Tuesday, 03 November 2015 17:00

Wrong message and wrong messengers

Written by  Peter Burke
NZ Merino’s John Brackenridge believes the people who should be selling careers in the ag sector are its own young achievers. NZ Merino’s John Brackenridge believes the people who should be selling careers in the ag sector are its own young achievers.

The message intended to attract young people into the agri sector is unappealing and the wrong people are involved in that messaging.

That's the view of John Brackenridge, the head of Merino New Zealand and the leader of the chief executives' agri-bootcamp scheme that takes high-flyers to the United States.

He told Rural News that NZ is missing the point in this area and is stuck in a paradigm of traditional education and traditional approaches.

"For a start, I think the people who should be doing the messaging are the young people who are coming into the industry and who have found the excitement and are building their careers.
"They are possibly people who, when they were studying – at university or wherever – had no idea about the possibilities the agri sector had to offer. A lot of conventional thinking is that you have to determine where your career will be in a certain industry right from the start -- even at primary school. But I'm not sure about this."

Brackenridge says a lot of the people he's employed don't have agriculture-related degrees; they are from a variety of disciplines including as social science. One person he hired came from such a background and has now discovered the primary sector and is working 80-hour weeks because she loves the industry.

Many young people are being attracted to the agri sector because it links in with their values such as sustainability, he says.

"Sure we are employing a lot of graduates from the likes of Lincoln and Massey, but importantly we are also employing them from other places: one of our staff has a degree in anthropology. Through our connections with Stanford University we have students from there coming out and setting up programmes here.

"This is because they are finding out – from their points of view – that the primary sector here is quite sexy. When you come out of Stanford with a masters or a PhD the world is your oyster. What we have to offer in this country is hugely appealing because many young people are concerned about the environment, where products come from and what attributes and benefits they have."

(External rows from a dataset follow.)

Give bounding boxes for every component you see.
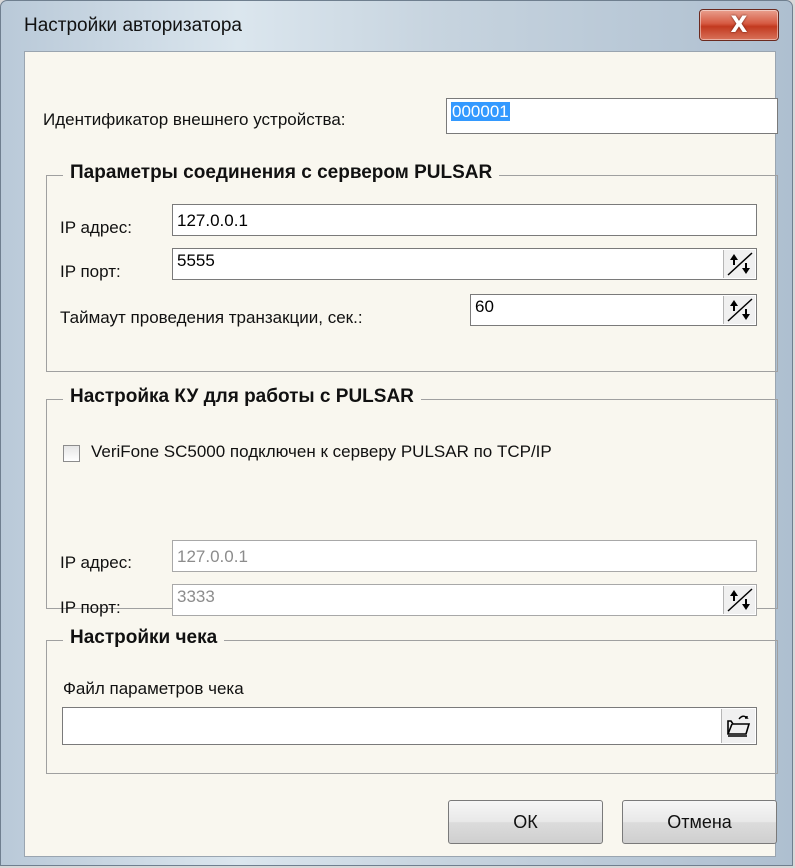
device-id-label: Идентификатор внешнего устройства: — [43, 110, 346, 129]
ku-port-value: 3333 — [177, 587, 215, 606]
tcp-ip-checkbox[interactable] — [63, 445, 80, 462]
dialog-client-area: Идентификатор внешнего устройства: 00000… — [24, 51, 778, 857]
device-id-input[interactable]: 000001 — [446, 98, 778, 134]
receipt-settings-group: Настройки чека Файл параметров чека — [46, 627, 778, 774]
dialog-window: Настройки авторизатора X Идентификатор в… — [0, 0, 793, 866]
server-ip-input[interactable] — [172, 204, 757, 236]
spin-arrows-icon — [727, 252, 753, 276]
spin-arrows-icon — [727, 588, 753, 612]
server-port-spin-button[interactable] — [723, 250, 755, 278]
timeout-value: 60 — [475, 297, 494, 316]
receipt-file-label: Файл параметров чека — [63, 679, 244, 698]
close-button[interactable]: X — [699, 9, 779, 41]
server-port-input[interactable]: 5555 — [172, 248, 757, 280]
close-icon: X — [730, 12, 748, 38]
timeout-input[interactable]: 60 — [470, 294, 757, 326]
ku-ip-input — [172, 540, 757, 572]
title-bar[interactable]: Настройки авторизатора X — [1, 1, 792, 51]
server-ip-label: IP адрес: — [60, 218, 132, 237]
ku-ip-label: IP адрес: — [60, 553, 132, 572]
ku-port-label: IP порт: — [60, 598, 121, 617]
cancel-button[interactable]: Отмена — [622, 800, 777, 844]
browse-button[interactable] — [721, 709, 755, 743]
ku-port-input: 3333 — [172, 584, 757, 616]
ku-settings-legend: Настройка КУ для работы с PULSAR — [63, 386, 421, 408]
server-settings-legend: Параметры соединения с сервером PULSAR — [63, 162, 500, 184]
timeout-label: Таймаут проведения транзакции, сек.: — [60, 308, 363, 327]
tcp-ip-checkbox-label[interactable]: VeriFone SC5000 подключен к серверу PULS… — [91, 442, 552, 462]
server-port-label: IP порт: — [60, 262, 121, 281]
open-folder-icon — [727, 715, 751, 737]
device-id-value: 000001 — [451, 102, 510, 121]
ku-port-spin-button — [723, 586, 755, 614]
timeout-spin-button[interactable] — [723, 296, 755, 324]
window-title: Настройки авторизатора — [24, 15, 242, 36]
receipt-file-input[interactable] — [62, 707, 757, 745]
receipt-settings-legend: Настройки чека — [63, 627, 225, 649]
ku-settings-group: Настройка КУ для работы с PULSAR VeriFon… — [46, 386, 778, 617]
ok-button[interactable]: ОК — [448, 800, 603, 844]
spin-arrows-icon — [727, 298, 753, 322]
server-port-value: 5555 — [177, 251, 215, 270]
server-settings-group: Параметры соединения с сервером PULSAR I… — [46, 162, 778, 372]
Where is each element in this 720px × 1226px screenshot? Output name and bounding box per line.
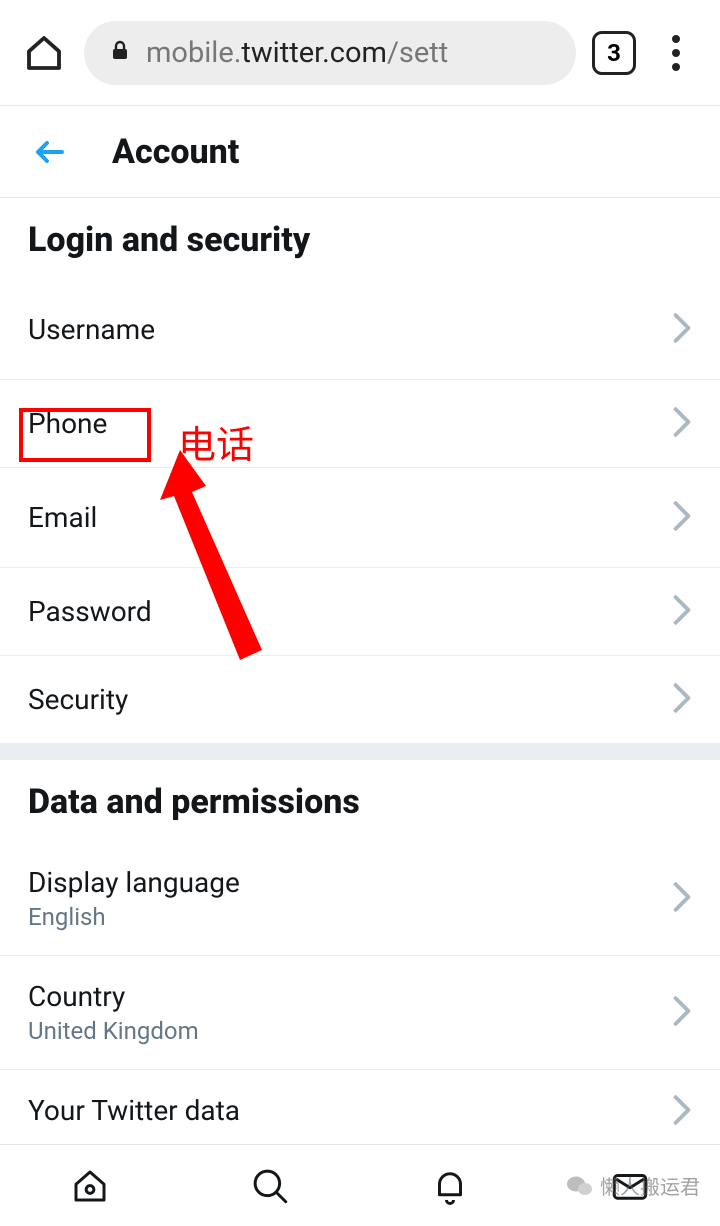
tab-count[interactable]: 3 (592, 31, 636, 75)
lock-icon (108, 39, 132, 67)
url-bar[interactable]: mobile.twitter.com/sett (84, 21, 576, 85)
chevron-right-icon (672, 881, 692, 917)
back-arrow-icon[interactable] (28, 130, 72, 174)
nav-home-icon[interactable] (58, 1154, 122, 1218)
item-sublabel: United Kingdom (28, 1017, 199, 1045)
browser-bar: mobile.twitter.com/sett 3 (0, 0, 720, 106)
section-divider (0, 744, 720, 760)
item-label: Your Twitter data (28, 1094, 240, 1127)
item-username[interactable]: Username (0, 280, 720, 380)
page-title: Account (112, 132, 239, 172)
chevron-right-icon (672, 500, 692, 536)
chevron-right-icon (672, 312, 692, 348)
chevron-right-icon (672, 1094, 692, 1130)
nav-search-icon[interactable] (238, 1154, 302, 1218)
chevron-right-icon (672, 406, 692, 442)
item-label: Phone (28, 407, 107, 440)
nav-bell-icon[interactable] (418, 1154, 482, 1218)
chevron-right-icon (672, 995, 692, 1031)
item-email[interactable]: Email (0, 468, 720, 568)
watermark-text: 懒人搬运君 (600, 1171, 700, 1200)
item-label: Email (28, 501, 97, 534)
item-label: Country (28, 980, 199, 1013)
item-country[interactable]: Country United Kingdom (0, 956, 720, 1070)
item-security[interactable]: Security (0, 656, 720, 744)
item-display-language[interactable]: Display language English (0, 842, 720, 956)
page-header: Account (0, 106, 720, 198)
url-text: mobile.twitter.com/sett (146, 36, 448, 70)
item-label: Password (28, 595, 152, 628)
item-sublabel: English (28, 903, 240, 931)
home-icon[interactable] (20, 29, 68, 77)
item-label: Display language (28, 866, 240, 899)
item-label: Security (28, 683, 128, 716)
item-label: Username (28, 313, 155, 346)
chevron-right-icon (672, 682, 692, 718)
section-header-data: Data and permissions (0, 760, 720, 842)
chevron-right-icon (672, 594, 692, 630)
item-password[interactable]: Password (0, 568, 720, 656)
watermark: 懒人搬运君 (566, 1171, 700, 1200)
section-header-login: Login and security (0, 198, 720, 280)
item-phone[interactable]: Phone (0, 380, 720, 468)
wechat-icon (566, 1172, 594, 1200)
kebab-menu-icon[interactable] (652, 29, 700, 77)
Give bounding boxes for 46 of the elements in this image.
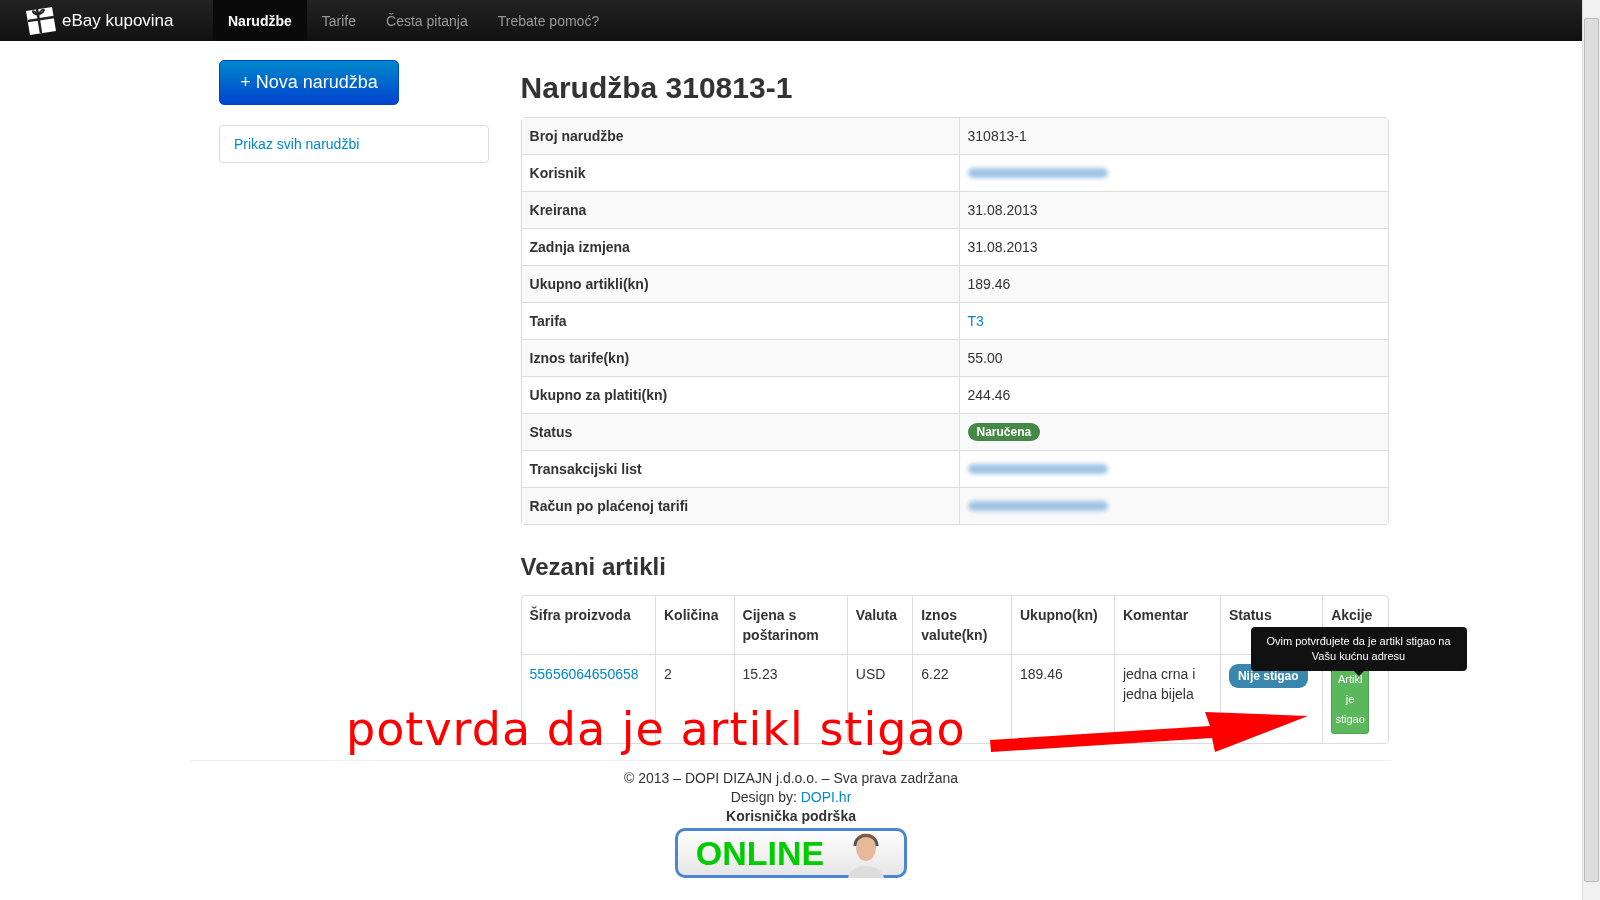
- field-label: Status: [521, 413, 959, 450]
- all-orders-link[interactable]: Prikaz svih narudžbi: [234, 136, 360, 152]
- table-cell: jedna crna i jedna bijela: [1122, 666, 1196, 702]
- field-value: 244.46: [967, 387, 1011, 403]
- section-title: Vezani artikli: [520, 553, 667, 581]
- field-label: Tarifa: [521, 302, 959, 339]
- product-code-link[interactable]: 55656064650658: [529, 666, 639, 682]
- column-header: Cijena s poštarinom: [733, 596, 847, 654]
- field-label: Kreirana: [521, 191, 959, 228]
- order-title: Narudžba 310813-1: [520, 71, 794, 105]
- field-label: Zadnja izmjena: [521, 228, 959, 265]
- tariff-link[interactable]: T3: [967, 313, 984, 329]
- column-header: Ukupno(kn): [1011, 596, 1114, 654]
- field-value: 310813-1: [967, 128, 1027, 144]
- field-label: Ukupno artikli(kn): [521, 265, 959, 302]
- field-label: Iznos tarife(kn): [521, 339, 959, 376]
- designer-link[interactable]: DOPI.hr: [800, 789, 852, 805]
- table-cell: 2: [664, 666, 672, 682]
- field-label: Broj narudžbe: [528, 127, 625, 146]
- field-value: 55.00: [967, 350, 1003, 366]
- table-cell: 15.23: [742, 666, 778, 682]
- field-value: 31.08.2013: [967, 239, 1038, 255]
- field-label: Ukupno za platiti(kn): [521, 376, 959, 413]
- column-header: Količina: [655, 596, 734, 654]
- table-cell: 189.46: [1020, 666, 1063, 682]
- status-badge: Naručena: [967, 423, 1041, 441]
- new-order-button[interactable]: + Nova narudžba: [219, 60, 399, 105]
- design-label: Design by:: [730, 789, 797, 805]
- field-label: Transakcijski list: [521, 450, 959, 487]
- table-cell: 6.22: [921, 666, 949, 682]
- support-label: Korisnička podrška: [725, 807, 857, 826]
- column-header: Iznos valute(kn): [912, 596, 1011, 654]
- table-cell: USD: [855, 666, 886, 682]
- field-value: 189.46: [967, 276, 1011, 292]
- field-value: 31.08.2013: [967, 202, 1038, 218]
- column-header: Šifra proizvoda: [528, 605, 632, 625]
- column-header: Komentar: [1113, 596, 1220, 654]
- field-label: Korisnik: [521, 154, 959, 191]
- nav-tab[interactable]: Česta pitanja: [371, 0, 483, 41]
- nav-tab[interactable]: Tarife: [306, 0, 372, 41]
- nav-tab[interactable]: Trebate pomoć?: [482, 0, 615, 41]
- column-header: Valuta: [846, 596, 913, 654]
- nav-tab[interactable]: Narudžbe: [213, 0, 307, 41]
- copyright-text: © 2013 – DOPI DIZAJN j.d.o.o. – Sva prava zadržana: [623, 769, 959, 788]
- field-label: Račun po plaćenoj tarifi: [521, 487, 959, 524]
- brand-link[interactable]: eBay kupovina: [24, 0, 189, 41]
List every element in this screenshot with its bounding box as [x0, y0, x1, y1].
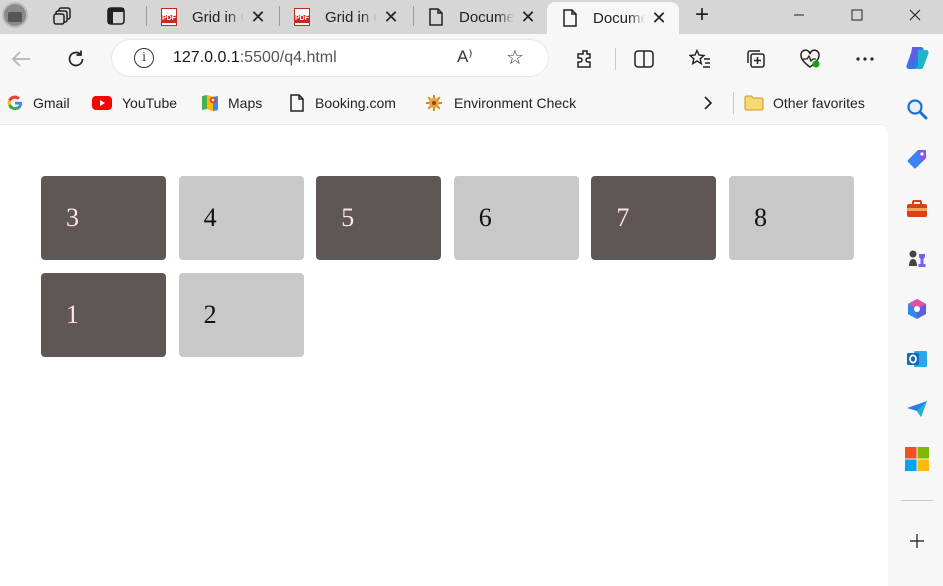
extensions-icon[interactable]: [573, 47, 597, 71]
more-options-icon[interactable]: [853, 47, 877, 71]
collections-icon[interactable]: [744, 47, 768, 71]
back-icon[interactable]: [9, 47, 33, 71]
tab-title: Grid in C: [325, 8, 377, 26]
grid-item: 6: [453, 176, 579, 260]
close-tab-icon[interactable]: ✕: [383, 7, 399, 27]
microsoft365-icon[interactable]: [905, 297, 929, 321]
grid-item: 7: [591, 176, 717, 260]
profile-avatar[interactable]: [2, 2, 28, 28]
navigation-toolbar: i 127.0.0.1:5500/q4.html A⁾ ☆: [0, 34, 943, 84]
document-icon: [288, 94, 306, 112]
maximize-icon[interactable]: [834, 0, 880, 30]
grid-item: 5: [316, 176, 442, 260]
tab-pdf-2[interactable]: PDF Grid in C ✕: [279, 2, 411, 32]
new-tab-icon[interactable]: +: [690, 3, 714, 28]
grid-item: 4: [178, 176, 304, 260]
favorite-environment-check[interactable]: Environment Check: [425, 93, 576, 113]
browser-essentials-icon[interactable]: [798, 47, 822, 71]
games-icon[interactable]: [905, 247, 929, 271]
grid-container: 3 4 5 6 7 8 1 2: [41, 176, 854, 357]
outlook-icon[interactable]: [905, 347, 929, 371]
close-tab-icon[interactable]: ✕: [250, 7, 266, 27]
close-tab-icon[interactable]: ✕: [651, 8, 667, 28]
close-window-icon[interactable]: [892, 0, 938, 30]
drop-send-icon[interactable]: [905, 397, 929, 421]
favorite-label: Environment Check: [454, 95, 577, 111]
favorite-maps[interactable]: Maps: [201, 93, 262, 113]
favorites-overflow-icon[interactable]: [702, 93, 714, 113]
read-aloud-icon[interactable]: A⁾: [457, 47, 473, 67]
pdf-icon: PDF: [160, 8, 178, 26]
document-icon: [561, 9, 579, 27]
google-icon: [6, 94, 24, 112]
maps-icon: [201, 94, 219, 112]
copilot-icon[interactable]: [903, 44, 931, 72]
tab-document-1[interactable]: Document ✕: [413, 2, 545, 32]
split-screen-icon[interactable]: [632, 47, 656, 71]
search-icon[interactable]: [905, 97, 929, 121]
favorite-gmail[interactable]: Gmail: [6, 93, 70, 113]
folder-icon: [744, 94, 764, 112]
favorite-label: Other favorites: [773, 95, 865, 111]
youtube-icon: [91, 94, 113, 112]
favorite-label: YouTube: [122, 95, 178, 111]
tab-title: Grid in C: [192, 8, 244, 26]
grid-item: 2: [178, 273, 304, 357]
tab-title: Document: [593, 9, 645, 27]
url-text[interactable]: 127.0.0.1:5500/q4.html: [173, 49, 337, 67]
shopping-tag-icon[interactable]: [905, 147, 929, 171]
tools-icon[interactable]: [905, 197, 929, 221]
favorite-youtube[interactable]: YouTube: [91, 93, 177, 113]
gear-icon: [425, 94, 443, 112]
edge-sidebar: [891, 84, 943, 586]
favorite-star-icon[interactable]: ☆: [506, 45, 524, 70]
tab-document-active[interactable]: Document ✕: [547, 2, 679, 34]
refresh-icon[interactable]: [64, 47, 88, 71]
favorite-booking[interactable]: Booking.com: [288, 93, 396, 113]
favorites-icon[interactable]: [688, 47, 712, 71]
tab-title: Document: [459, 8, 514, 26]
favorite-label: Gmail: [33, 95, 70, 111]
document-icon: [427, 8, 445, 26]
sidebar-divider: [901, 500, 933, 501]
tab-actions-icon[interactable]: [105, 5, 127, 27]
tab-pdf-1[interactable]: PDF Grid in C ✕: [146, 2, 278, 32]
grid-item: 1: [41, 273, 166, 357]
workspaces-icon[interactable]: [52, 5, 74, 27]
close-tab-icon[interactable]: ✕: [520, 7, 536, 27]
other-favorites-folder[interactable]: Other favorites: [744, 93, 865, 113]
favorite-label: Maps: [228, 95, 263, 111]
pdf-icon: PDF: [293, 8, 311, 26]
grid-item: 3: [41, 176, 166, 260]
tab-strip: PDF Grid in C ✕ PDF Grid in C ✕ Document…: [0, 0, 943, 34]
address-bar[interactable]: i 127.0.0.1:5500/q4.html A⁾ ☆: [112, 40, 548, 76]
site-info-icon[interactable]: i: [134, 48, 154, 68]
favorites-bar: Gmail YouTube Maps Booking.com Environme…: [0, 84, 943, 122]
grid-item: 8: [728, 176, 854, 260]
favorite-label: Booking.com: [315, 95, 396, 111]
add-sidebar-app-icon[interactable]: [905, 529, 929, 553]
microsoft-store-icon[interactable]: [905, 447, 929, 471]
minimize-icon[interactable]: [776, 0, 822, 30]
page-viewport: 3 4 5 6 7 8 1 2: [0, 124, 888, 586]
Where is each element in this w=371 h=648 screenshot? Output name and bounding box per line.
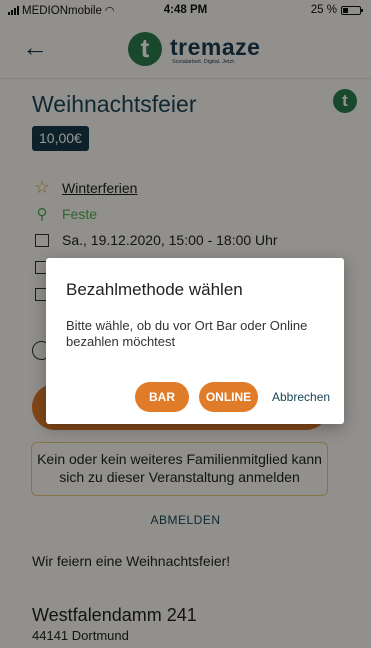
pay-cash-button[interactable]: BAR bbox=[135, 382, 189, 412]
payment-method-dialog: Bezahlmethode wählen Bitte wähle, ob du … bbox=[46, 258, 344, 424]
pay-online-button[interactable]: ONLINE bbox=[199, 382, 258, 412]
cancel-button[interactable]: Abbrechen bbox=[272, 390, 330, 404]
dialog-message: Bitte wähle, ob du vor Ort Bar oder Onli… bbox=[66, 318, 308, 349]
dialog-title: Bezahlmethode wählen bbox=[66, 280, 243, 299]
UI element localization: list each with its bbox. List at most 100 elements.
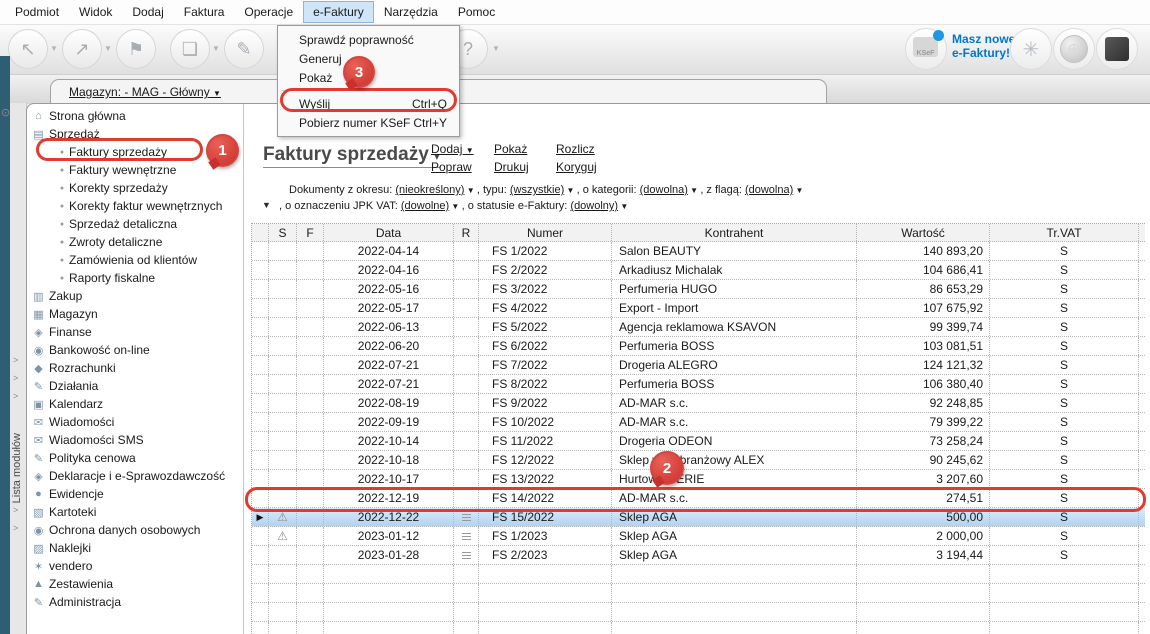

Now is the time to be more disruptive in our thinking, Brackenridge says. NZ is too 'linear' in its approach to attracting young people into the agri sector. The sector needs to get success stories about young people better publicised and in front of the public at large.

He says the skills and qualifications NZers will need in the future will be quite different from those of today. To achieve the necessary innovation NZ needs people with disruptive thinking, fresh ideas and a wide range of skills – not just science.

"But really important is that businesses need to step up and change from just being commodity shippers, into businesses that embrace innovation," Brackenridge adds. "We need to come to terms with the type of language that young people use such as the importance of digital and connect with our young people."

And NZ needs to leverage off its overseas connections and attract young graduates from the likes of Stanford University.